MSW programs are typically two years in length, and include course work in human growth and development, social policies and programs, methods of practice, and social research. Many MSW programs allow students who majored in social work at a CSWE-accredited program to enroll with advanced standing status. Students with advanced standing status can typically finish their masters degrees in one calendar year (e.g., May 2002 through May 2003). (Notice that this will save you a lot of money and time.)

All accredited MSW programs require at least 900 hours of supervised field work in established agencies. Following foundation coursework in the first year, regular MSW students usually choose between direct work with individuals, families, and groups or organizing, managing, planning and policy analysis work with social agencies. Students are also required to specialize in a problem area, such as mental health, employee assistance, aging, health care, corrections, and child welfare.

Masters of social work programs can vary a lot in emphasis. Many allow students to specialize in methodology, public policy, work with different populations, etc. Some schools seek to prepare professionals for private practice in psychotherapy, others for work in public and non-profit social service agencies, and others for engaging in social planning and social change. (Needless to say, you should be very careful to choose a program that is compatible with your career goals.) A few schools also allow students to seek joint degrees such as the joint MSW/JD, or joint MSW with another masters degree in a health-related profession.

There is no undergraduate major or minor required for an MSW. However, solid grounding in the social and behavioral sciences (psychology, sociology, anthropology, political science, economics, ethnic studies, urban studies, health care/social issues, etc.) is important.

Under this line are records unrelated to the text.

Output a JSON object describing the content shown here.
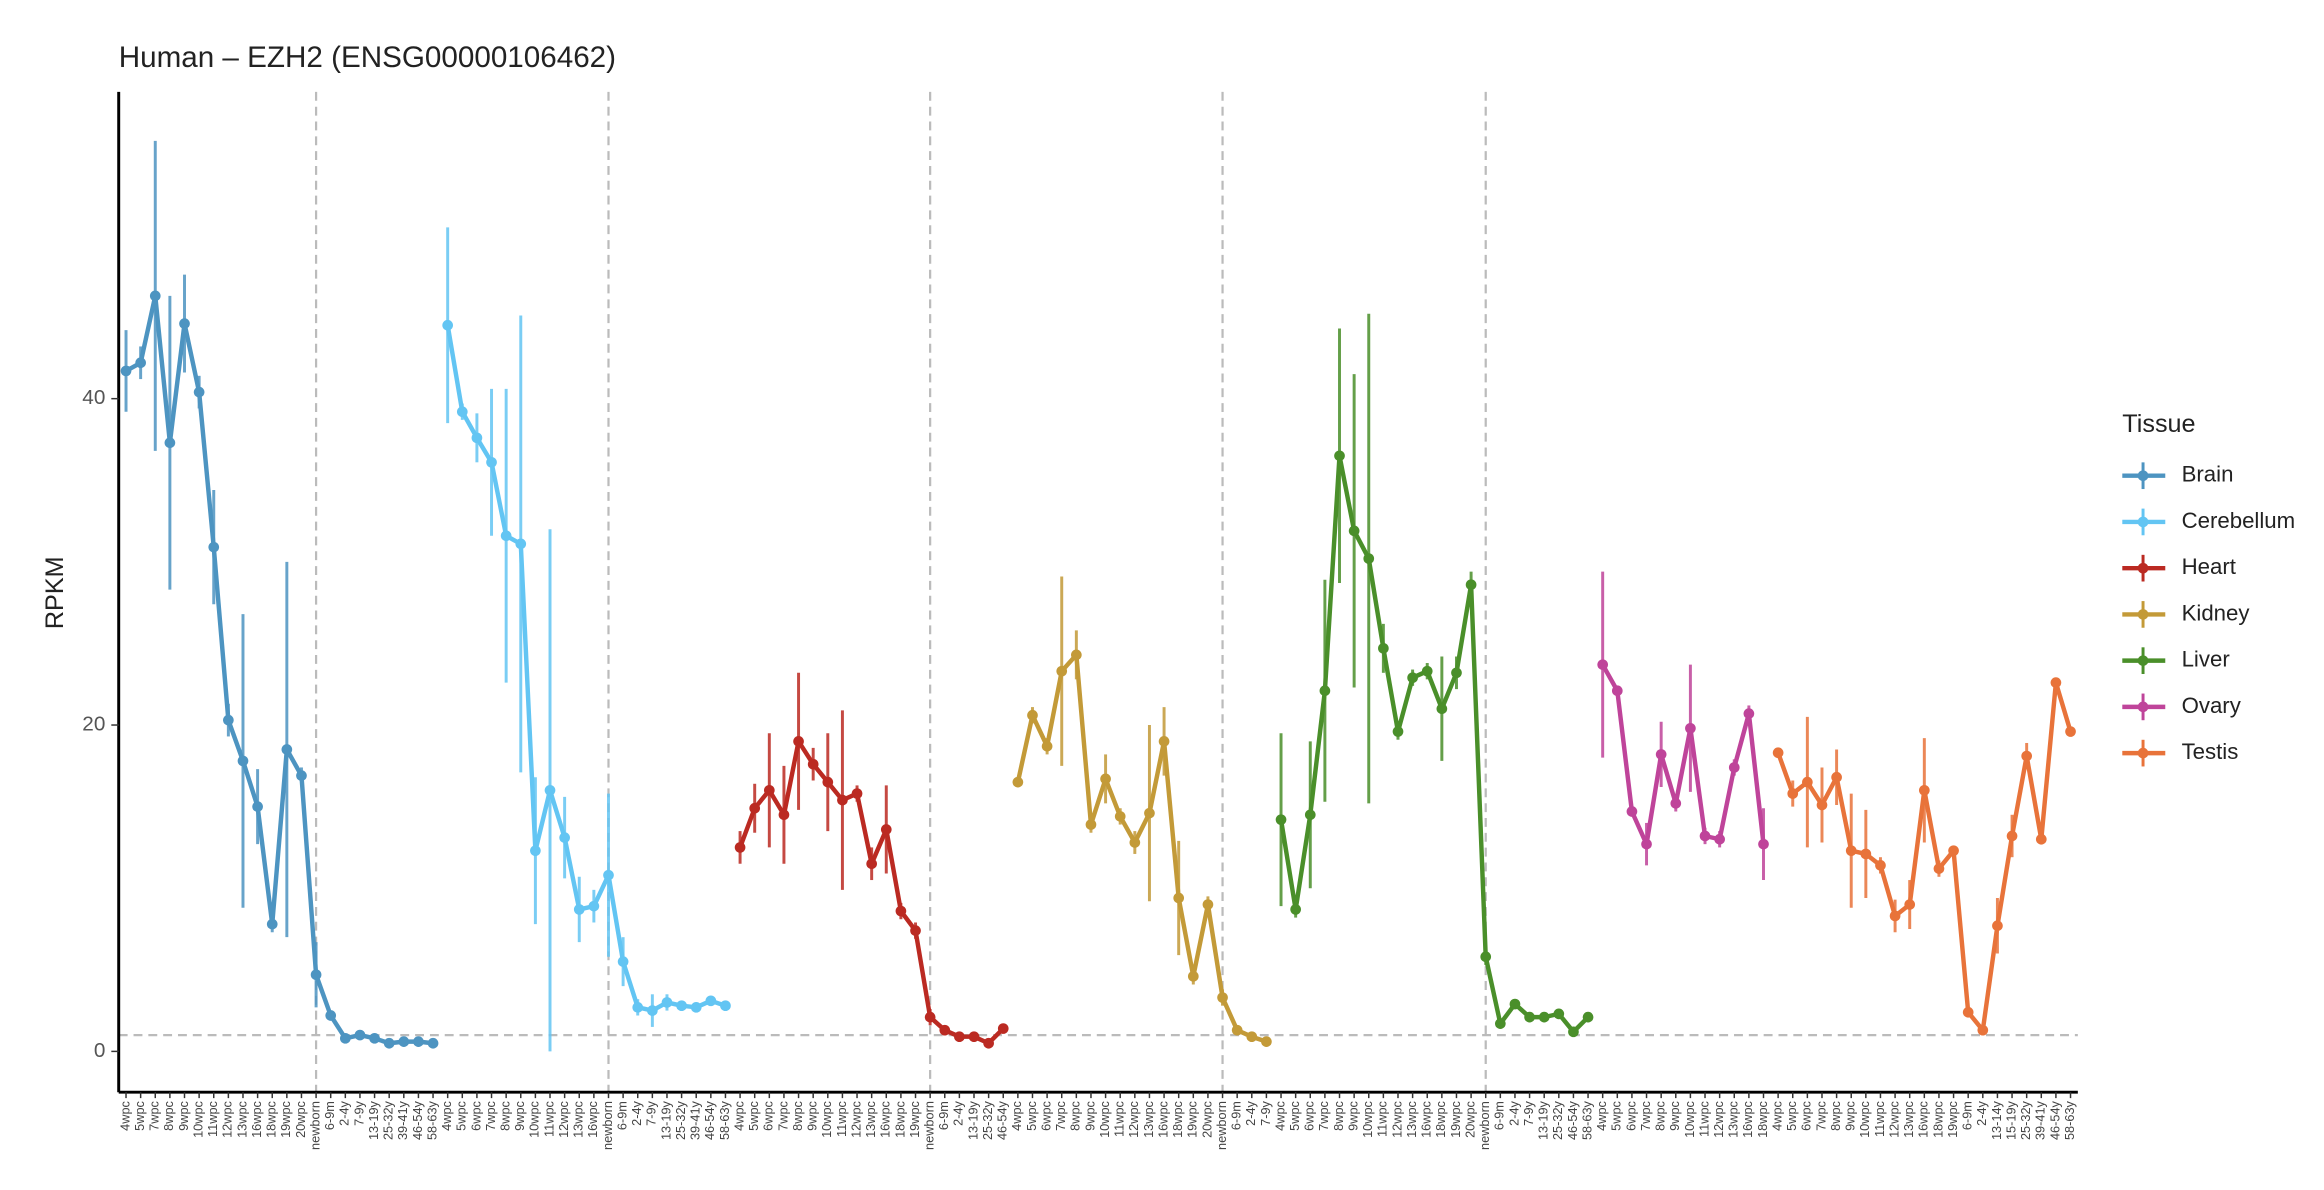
{
  "chart_data": {
    "type": "line",
    "title": "Human – EZH2 (ENSG00000106462)",
    "y_label": "RPKM",
    "legend_title": "Tissue",
    "legend": "right",
    "ylim": [
      -2.5,
      58.8
    ],
    "yticks": [
      0,
      20,
      40
    ],
    "hline": 1,
    "vline_category": "newborn",
    "series": [
      {
        "name": "Brain",
        "color": "#4d94c1",
        "categories": [
          "4wpc",
          "5wpc",
          "7wpc",
          "8wpc",
          "9wpc",
          "10wpc",
          "11wpc",
          "12wpc",
          "13wpc",
          "16wpc",
          "18wpc",
          "19wpc",
          "20wpc",
          "newborn",
          "6-9m",
          "2-4y",
          "7-9y",
          "13-19y",
          "25-32y",
          "39-41y",
          "46-54y",
          "58-63y"
        ],
        "values": [
          41.7,
          42.2,
          46.3,
          37.3,
          44.6,
          40.4,
          30.9,
          20.3,
          17.8,
          15.0,
          7.8,
          18.5,
          16.9,
          4.7,
          2.2,
          0.8,
          1.0,
          0.8,
          0.5,
          0.6,
          0.6,
          0.5
        ],
        "errors": [
          2.5,
          1,
          9.5,
          9,
          3,
          1,
          3.5,
          1,
          9,
          2.3,
          0.5,
          11.5,
          0.5,
          2,
          0.3,
          0.3,
          0.3,
          0.3,
          0.3,
          0.3,
          0.3,
          0.3
        ]
      },
      {
        "name": "Cerebellum",
        "color": "#63c5f3",
        "categories": [
          "4wpc",
          "5wpc",
          "6wpc",
          "7wpc",
          "8wpc",
          "9wpc",
          "10wpc",
          "11wpc",
          "12wpc",
          "13wpc",
          "16wpc",
          "newborn",
          "6-9m",
          "2-4y",
          "7-9y",
          "13-19y",
          "25-32y",
          "39-41y",
          "46-54y",
          "58-63y"
        ],
        "values": [
          44.5,
          39.2,
          37.6,
          36.1,
          31.6,
          31.1,
          12.3,
          16.0,
          13.1,
          8.7,
          8.9,
          10.8,
          5.5,
          2.7,
          2.5,
          3.0,
          2.8,
          2.7,
          3.1,
          2.8
        ],
        "errors": [
          6,
          0.5,
          1.5,
          4.5,
          9,
          14,
          4.5,
          16,
          2.5,
          2,
          1,
          5,
          1.5,
          0.5,
          1,
          0.5,
          0.3,
          0.3,
          0.3,
          0.3
        ]
      },
      {
        "name": "Heart",
        "color": "#bb2a22",
        "categories": [
          "4wpc",
          "5wpc",
          "6wpc",
          "7wpc",
          "8wpc",
          "9wpc",
          "10wpc",
          "11wpc",
          "12wpc",
          "13wpc",
          "16wpc",
          "18wpc",
          "19wpc",
          "newborn",
          "6-9m",
          "2-4y",
          "13-19y",
          "25-32y",
          "46-54y"
        ],
        "values": [
          12.5,
          14.9,
          16.0,
          14.5,
          19.0,
          17.6,
          16.5,
          15.4,
          15.8,
          11.5,
          13.6,
          8.6,
          7.4,
          2.1,
          1.3,
          0.9,
          0.9,
          0.5,
          1.4
        ],
        "errors": [
          1,
          1.5,
          3.5,
          3,
          4.2,
          1,
          3,
          5.5,
          0.5,
          1,
          2.7,
          0.5,
          0.5,
          0.5,
          0.3,
          0.3,
          0.3,
          0.3,
          0.3
        ]
      },
      {
        "name": "Kidney",
        "color": "#c39a38",
        "categories": [
          "4wpc",
          "5wpc",
          "6wpc",
          "7wpc",
          "8wpc",
          "9wpc",
          "10wpc",
          "11wpc",
          "12wpc",
          "13wpc",
          "16wpc",
          "18wpc",
          "19wpc",
          "20wpc",
          "newborn",
          "6-9m",
          "2-4y",
          "7-9y"
        ],
        "values": [
          16.5,
          20.6,
          18.7,
          23.3,
          24.3,
          13.9,
          16.7,
          14.4,
          12.8,
          14.6,
          19.0,
          9.4,
          4.6,
          9.0,
          3.3,
          1.3,
          0.9,
          0.6
        ],
        "errors": [
          0.3,
          0.5,
          0.5,
          5.8,
          1.5,
          0.5,
          1.5,
          0.5,
          0.7,
          5.4,
          2.1,
          3.5,
          0.5,
          0.5,
          0.5,
          0.3,
          0.3,
          0.3
        ]
      },
      {
        "name": "Liver",
        "color": "#4a8f2a",
        "categories": [
          "4wpc",
          "5wpc",
          "6wpc",
          "7wpc",
          "8wpc",
          "9wpc",
          "10wpc",
          "11wpc",
          "12wpc",
          "13wpc",
          "16wpc",
          "18wpc",
          "19wpc",
          "20wpc",
          "newborn",
          "6-9m",
          "2-4y",
          "7-9y",
          "13-19y",
          "25-32y",
          "46-54y",
          "58-63y"
        ],
        "values": [
          14.2,
          8.7,
          14.5,
          22.1,
          36.5,
          31.9,
          30.2,
          24.7,
          19.6,
          22.9,
          23.3,
          21.0,
          23.2,
          28.6,
          5.8,
          1.7,
          2.9,
          2.1,
          2.1,
          2.3,
          1.2,
          2.1
        ],
        "errors": [
          5.3,
          0.5,
          4.5,
          6.8,
          7.8,
          9.6,
          15,
          1.5,
          0.5,
          0.5,
          0.5,
          3.2,
          1,
          0.8,
          0.5,
          0.3,
          0.3,
          0.3,
          0.3,
          0.3,
          0.3,
          0.3
        ]
      },
      {
        "name": "Ovary",
        "color": "#bf449a",
        "categories": [
          "4wpc",
          "5wpc",
          "6wpc",
          "7wpc",
          "8wpc",
          "9wpc",
          "10wpc",
          "11wpc",
          "12wpc",
          "13wpc",
          "16wpc",
          "18wpc"
        ],
        "values": [
          23.7,
          22.1,
          14.7,
          12.7,
          18.2,
          15.2,
          19.8,
          13.2,
          13.0,
          17.4,
          20.7,
          12.7
        ],
        "errors": [
          5.7,
          0.3,
          0.3,
          1.3,
          2,
          0.5,
          3.9,
          0.5,
          0.5,
          0.5,
          0.5,
          2.2
        ]
      },
      {
        "name": "Testis",
        "color": "#e8733a",
        "categories": [
          "4wpc",
          "5wpc",
          "6wpc",
          "7wpc",
          "8wpc",
          "9wpc",
          "10wpc",
          "11wpc",
          "12wpc",
          "13wpc",
          "16wpc",
          "18wpc",
          "19wpc",
          "6-9m",
          "2-4y",
          "13-14y",
          "15-19y",
          "25-32y",
          "39-41y",
          "46-54y",
          "58-63y"
        ],
        "values": [
          18.3,
          15.8,
          16.5,
          15.1,
          16.8,
          12.3,
          12.1,
          11.4,
          8.3,
          9.0,
          16.0,
          11.2,
          12.3,
          2.4,
          1.3,
          7.7,
          13.2,
          18.1,
          13.0,
          22.6,
          19.6
        ],
        "errors": [
          0.3,
          0.8,
          4,
          2.3,
          1.7,
          3.5,
          2.7,
          0.5,
          1,
          1.5,
          3.2,
          0.5,
          0.3,
          0.3,
          0.3,
          1.7,
          1.3,
          0.8,
          0.3,
          0.3,
          0.3
        ]
      }
    ]
  }
}
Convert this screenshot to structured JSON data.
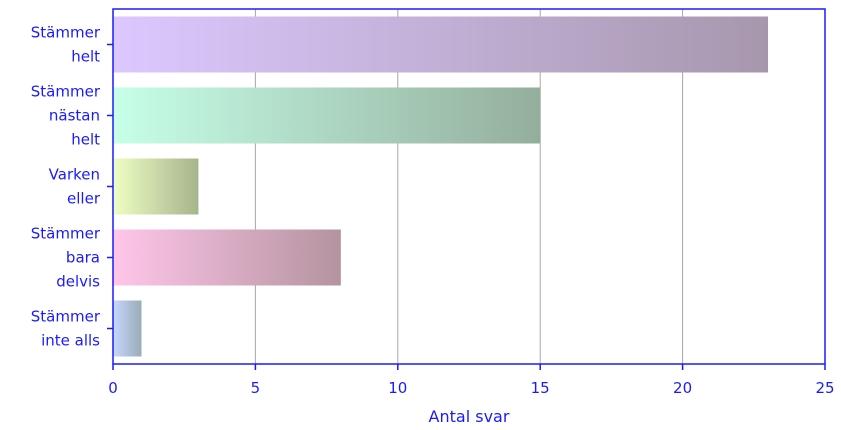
{
  "chart_data": {
    "type": "bar",
    "orientation": "horizontal",
    "categories": [
      [
        "Stämmer",
        "helt"
      ],
      [
        "Stämmer",
        "nästan",
        "helt"
      ],
      [
        "Varken",
        "eller"
      ],
      [
        "Stämmer",
        "bara",
        "delvis"
      ],
      [
        "Stämmer",
        "inte alls"
      ]
    ],
    "values": [
      23,
      15,
      3,
      8,
      1
    ],
    "xlabel": "Antal svar",
    "ylabel": "",
    "xlim": [
      0,
      25
    ],
    "xticks": [
      "0",
      "5",
      "10",
      "15",
      "20",
      "25"
    ],
    "grid": "vertical",
    "bar_colors": [
      [
        "#dcc8ff",
        "#a797ad"
      ],
      [
        "#c6ffe8",
        "#94ae9c"
      ],
      [
        "#eeffc4",
        "#a6b48c"
      ],
      [
        "#ffc6ea",
        "#b4939f"
      ],
      [
        "#c6d8ff",
        "#9aabb7"
      ]
    ],
    "axis_color": "#1a1aff",
    "grid_color": "#a8a8a8"
  }
}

Some programs require successful completion of a course in statistics and human or general biology. Admission requirements include official transcripts of all post-secondary-school course work, scores from the Graduate Record Examination (GRE) General Test, an application form which may include a 1-3 page essay, and 3-4 letters of reference. Applications are typically submitted between December and March for entry the following fall, but deadlines vary. Most programs require a minimum GPA of 2.5 2.75, although the expected GPA could reach 3.0 3.5, depending on the program. GRE scores above 450 on the verbal and quantitative sections are usually expected. Many programs place a lot of emphasis on community or social service, and expect applicants to have experience in these areas before they will be admitted.

The DSW or PhD

DSW stands for "Doctorate in Social Work" and PhD stands for "Doctorate in Philosophy". There is no difference between a DSW and a PhD; some schools simply prefer one term over the other.

Doctoral degrres in social work are designed for experienced practitioners who want to further their careers by gaining training in research and policy analysis. Doctoral degrees may take between 2 and 4 years to complete (beyond the MSW). Social work practitioners who earn doctoral degrees are typically seasoned professionals who are ready to move into research and teaching. For some this means a total shift from practice into academia: these individuals become social work professors in schools or departments of social work, where research, publication, and teaching will be their primary focus. Others continue in leadership roles in agency-based or self-employed social work practice, while teaching part-time in a school or department of social work and/or collaborating on research with academic colleagues.

Much of the course work in DSW and PhD programs emphasizes qualitiative and quantitative analysis methods. Like all doctoral degrees, these degrees also require students to complete dissertations, which are usually extensive research projects that take more than a year to complete.

Docotral degrees in social work are not accredited by the CSWE. Successful applicants are expected to have very strong academic records (typically stronger than those required to be admitted to MSW programs) and some work experience.